14. I also note a very disturbing disclosure in the Applicant’s written submissions wherein counsel submitted that the finding of the High Court that it lacked jurisdiction to hear and determine the Appeal was made on 16th June, 2020 by which date this application had already been filed in this court that is on 6th June, 2020. Even if I was to allow the application based the new reasons for the delay introduced in the written submissions, it would not be proper because from the Applicant’s own admission in his written submissions, the application was filed in this court on 6th June, 2020 when there was already an Appeal pending hearing and determination in the High Court. This is an abuse of the court process and an attempt by the Applicant to forum shop for a favourable order to the detriment of the Respondent who has a judgment in his favor.
15. Having established that the new reasons for the delay introduced in the submissions are inadmissible, it would be prudent to also make a determination as to whether the reasons advanced in the Applicant’s Supporting Affidavit are sufficient. It is without doubt that the application seeking leave to file the Memorandum of Appeal was filed in this court almost 4 months after delivery of the Judgment of the lower court on 10th February, 2020.
16. Section 79G of the Civil Procedure Act provides that every appeal from a subordinate court to the High Court must be filed within a period of thirty days from the date of the decree or order appealed against, excluding from such period any time which the lower court may certify as having been necessary for the preparation and delivery to the appellant of a copy of the decree or order: provided that an appeal may be admitted out of time if the Appellant satisfies the court that he had good and sufficient cause for not filing the appeal in time. It is c;lear that the time for filing this Appeal had lapsed calling upon this court to determine whether the reasons provided in the Application are sufficient.
17. In as much it would appear convenient to use Covid-19 Pandemic as an excuse for the delay, the Applicant has not explained satisfactorily the efforts he made in trying to file the Appeal in time given that the public court had some limited access. It is also clear that from the reasons I have hereinabove determined to be inadmissible for having been introduced in the submissions that most of Applicant’s time was wasted at the High Court in Nyamira and not on reasons advanced on the face of the application and his Supporting Affidavit.

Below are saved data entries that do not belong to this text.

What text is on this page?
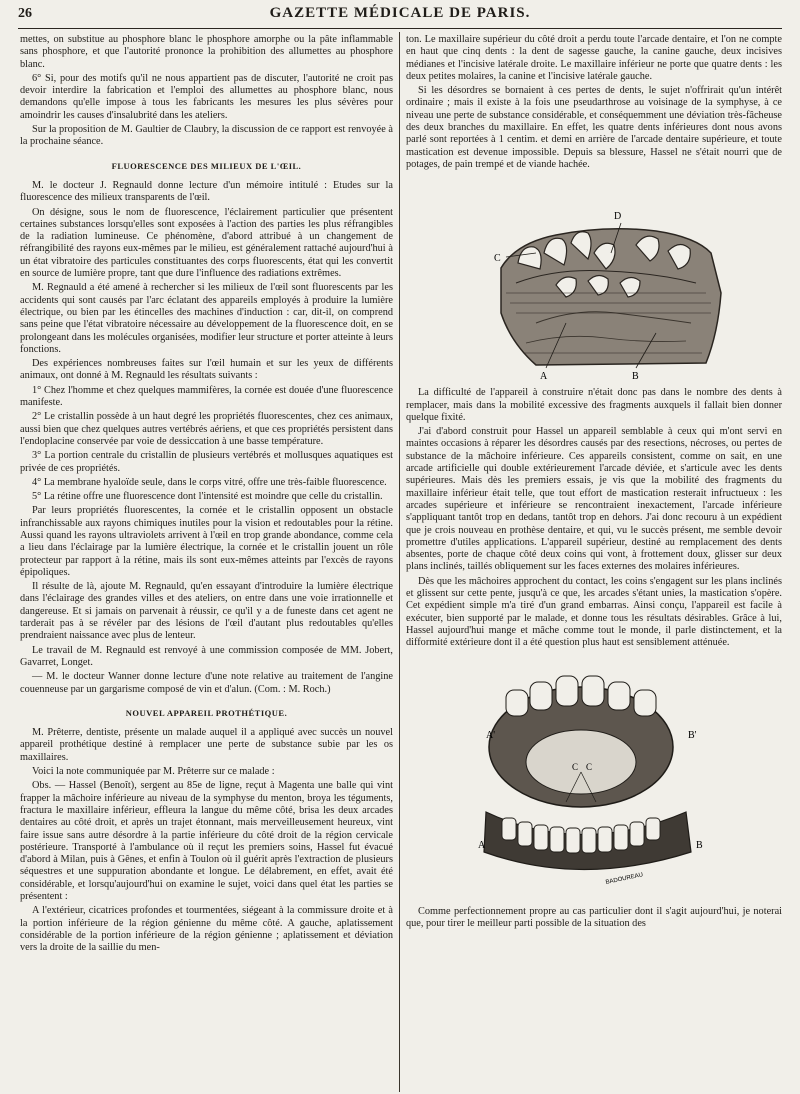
26	GAZETTE MÉDICALE DE PARIS.

mettes, on substitue au phosphore blanc le phosphore amorphe ou la pâte inflammable sans phosphore, et que l'autorité prononce la prohibition des allumettes au phosphore blanc.

6° Si, pour des motifs qu'il ne nous appartient pas de discuter, l'autorité ne croit pas devoir interdire la fabrication et l'emploi des allumettes au phosphore blanc, nous demandons qu'elle impose à tous les fabricants les mesures les plus sévères pour amoindrir les causes d'insalubrité dans les ateliers.

Sur la proposition de M. Gaultier de Claubry, la discussion de ce rapport est renvoyée à la prochaine séance.

FLUORESCENCE DES MILIEUX DE L'ŒIL.

M. le docteur J. Regnauld donne lecture d'un mémoire intitulé : Etudes sur la fluorescence des milieux transparents de l'œil.

On désigne, sous le nom de fluorescence, l'éclairement particulier que présentent certaines substances lorsqu'elles sont exposées à l'action des parties les plus réfrangibles de la radiation lumineuse. Ce phénomène, d'abord attribué à un changement de réfrangibilité des rayons eux-mêmes par le milieu, est généralement rattaché aujourd'hui à un état vibratoire des particules constituantes des corps fluorescents, état qui les convertit en source de lumière propre, tant que dure l'influence des radiations extrêmes.

M. Regnauld a été amené à rechercher si les milieux de l'œil sont fluorescents par les accidents qui sont causés par l'arc éclatant des appareils employés à produire la lumière électrique, ou bien par les étincelles des machines d'induction : car, dit-il, on comprend sans peine que l'état vibratoire nécessaire au développement de la fluorescence doit, en se prolongeant dans les molécules organisées, modifier leur structure et porter atteinte à leurs fonctions.

Des expériences nombreuses faites sur l'œil humain et sur les yeux de différents animaux, ont donné à M. Regnauld les résultats suivants :

1° Chez l'homme et chez quelques mammifères, la cornée est douée d'une fluorescence manifeste.

2° Le cristallin possède à un haut degré les propriétés fluorescentes, chez ces animaux, aussi bien que chez quelques autres vertébrés aériens, et que ces propriétés persistent dans l'endoplacine conservée par voie de dessiccation à une basse température.

3° La portion centrale du cristallin de plusieurs vertébrés et mollusques aquatiques est privée de ces propriétés.

4° La membrane hyaloïde seule, dans le corps vitré, offre une très-faible fluorescence.

5° La rétine offre une fluorescence dont l'intensité est moindre que celle du cristallin.

Par leurs propriétés fluorescentes, la cornée et le cristallin opposent un obstacle infranchissable aux rayons chimiques inutiles pour la vision et redoutables pour la rétine. Aussi quand les rayons ultraviolets arrivent à l'œil en trop grande abondance, comme cela a lieu dans l'éclairage par la lumière électrique, la cornée et le cristallin jouent un rôle protecteur par rapport à la rétine, mais ils sont eux-mêmes atteints par l'excès de rayons épipoliques.

Il résulte de là, ajoute M. Regnauld, qu'en essayant d'introduire la lumière électrique dans l'éclairage des grandes villes et des ateliers, on entre dans une voie irrationnelle et dangereuse. Et si jamais on parvenait à réussir, ce qu'il y a de funeste dans cet agent ne tarderait pas à se révéler par des lésions de l'œil d'autant plus redoutables qu'elles prendraient naissance avec plus de lenteur.

Le travail de M. Regnauld est renvoyé à une commission composée de MM. Jobert, Gavarret, Longet.

— M. le docteur Wanner donne lecture d'une note relative au traitement de l'angine couenneuse par un gargarisme composé de vin et d'alun. (Com. : M. Roch.)

NOUVEL APPAREIL PROTHÉTIQUE.

M. Prêterre, dentiste, présente un malade auquel il a appliqué avec succès un nouvel appareil prothétique destiné à remplacer une perte de substance subie par les os maxillaires.

Voici la note communiquée par M. Prêterre sur ce malade :

Obs. — Hassel (Benoît), sergent au 85e de ligne, reçut à Magenta une balle qui vint frapper la mâchoire inférieure au niveau de la symphyse du menton, broya les téguments, fractura le maxillaire inférieur, effleura la langue du même côté, brisa les deux arcades dentaires au côté droit, et après un trajet étonnant, mais merveilleusement heureux, vint faire issue sans autre désordre à la partie inférieure du côté droit de la région cervicale postérieure. Transporté à l'ambulance où il reçut les premiers soins, Hassel fut évacué d'abord à Milan, puis à Gênes, et enfin à Toulon où il guérit après l'extraction de plusieurs séquestres et une suppuration abondante et longue. Le délabrement, en effet, avait été considérable, et lorsqu'aujourd'hui on examine le sujet, voici dans quel état les parties se présentent :

A l'extérieur, cicatrices profondes et tourmentées, siégeant à la commissure droite et à la portion inférieure de la région génienne du même côté. A gauche, aplatissement considérable de la portion inférieure de la région génienne ; aplatissement et déviation vers la droite de la saillie du men-

ton. Le maxillaire supérieur du côté droit a perdu toute l'arcade dentaire, et l'on ne compte en haut que cinq dents : la dent de sagesse gauche, la canine gauche, deux incisives médianes et l'incisive latérale droite. Le maxillaire inférieur ne porte que quatre dents : les deux petites molaires, la canine et l'incisive latérale gauche.

Si les désordres se bornaient à ces pertes de dents, le sujet n'offrirait qu'un intérêt ordinaire ; mais il existe à la fois une pseudarthrose au voisinage de la symphyse, à ce niveau une perte de substance considérable, et conséquemment une déviation très-fâcheuse des deux branches du maxillaire. En effet, les quatre dents inférieures dont nous avons parlé sont reportées à 1 centim. et demi en arrière de l'arcade dentaire supérieure, et toute mastication est devenue impossible. Depuis sa blessure, Hassel ne s'était nourri que de potages, de pain trempé et de viande hachée.

D
C
A	B

La difficulté de l'appareil à construire n'était donc pas dans le nombre des dents à remplacer, mais dans la mobilité excessive des fragments auxquels il fallait bien donner quelque fixité.

J'ai d'abord construit pour Hassel un appareil semblable à ceux qui m'ont servi en maintes occasions à réparer les désordres causés par des resections, nécroses, ou pertes de substance de la mâchoire inférieure. Ces appareils consistent, comme on sait, en une arcade artificielle qui double extérieurement l'arcade déviée, et s'articule avec les dents supérieures. Mais dès les premiers essais, je vis que la mobilité des fragments du maxillaire inférieur était telle, que tout effort de mastication resterait infructueux : les arcades supérieure et inférieure se rencontraient inexactement, l'arcade inférieure s'appliquant tantôt trop en dedans, tantôt trop en dehors. J'ai donc recouru à un expédient que je crois nouveau en prothèse dentaire, et qui, vu le succès présent, me semble devoir promettre d'utiles applications. L'appareil supérieur, destiné au remplacement des dents absentes, porte de chaque côté deux coins qui vont, à frottement doux, glisser sur deux plans inclinés, taillés obliquement sur les faces externes des molaires inférieures.

Dès que les mâchoires approchent du contact, les coins s'engagent sur les plans inclinés et glissent sur cette pente, jusqu'à ce que, les arcades s'étant unies, la mastication s'opère. Cet expédient simple m'a tiré d'un grand embarras. Ainsi conçu, l'appareil est facile à exécuter, bien supporté par le malade, et donne tous les résultats désirables. Grâce à lui, Hassel aujourd'hui mange et mâche comme tout le monde, il parle distinctement, et la difformité extérieure dont il a été question plus haut est sensiblement atténuée.

A'	B'
C C
A	B
BADOUREAU

Comme perfectionnement propre au cas particulier dont il s'agit aujourd'hui, je noterai que, pour tirer le meilleur parti possible de la situation des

18. As submitted by Counsel for the Respondent the burden was on the Applicant to satisfy the court that he was deserving of the exercise of the court’s discretion. I am constrained to agree with counsel for the Respondent that the Applicant has not met requirements set out in theSalatcase I have highlighted herein above. In particular, he has not he has not explained to my satisfaction why it took him 4 months to file this application seeking leave to file his Appeal out of time.
CONCLUSION
19. In the light of the foregoing, I dismiss this application with costs to the Respondent.
DATED, SIGNED AND DELIVERED AT KISII THIS 22ND DAY OF JULY, 2021.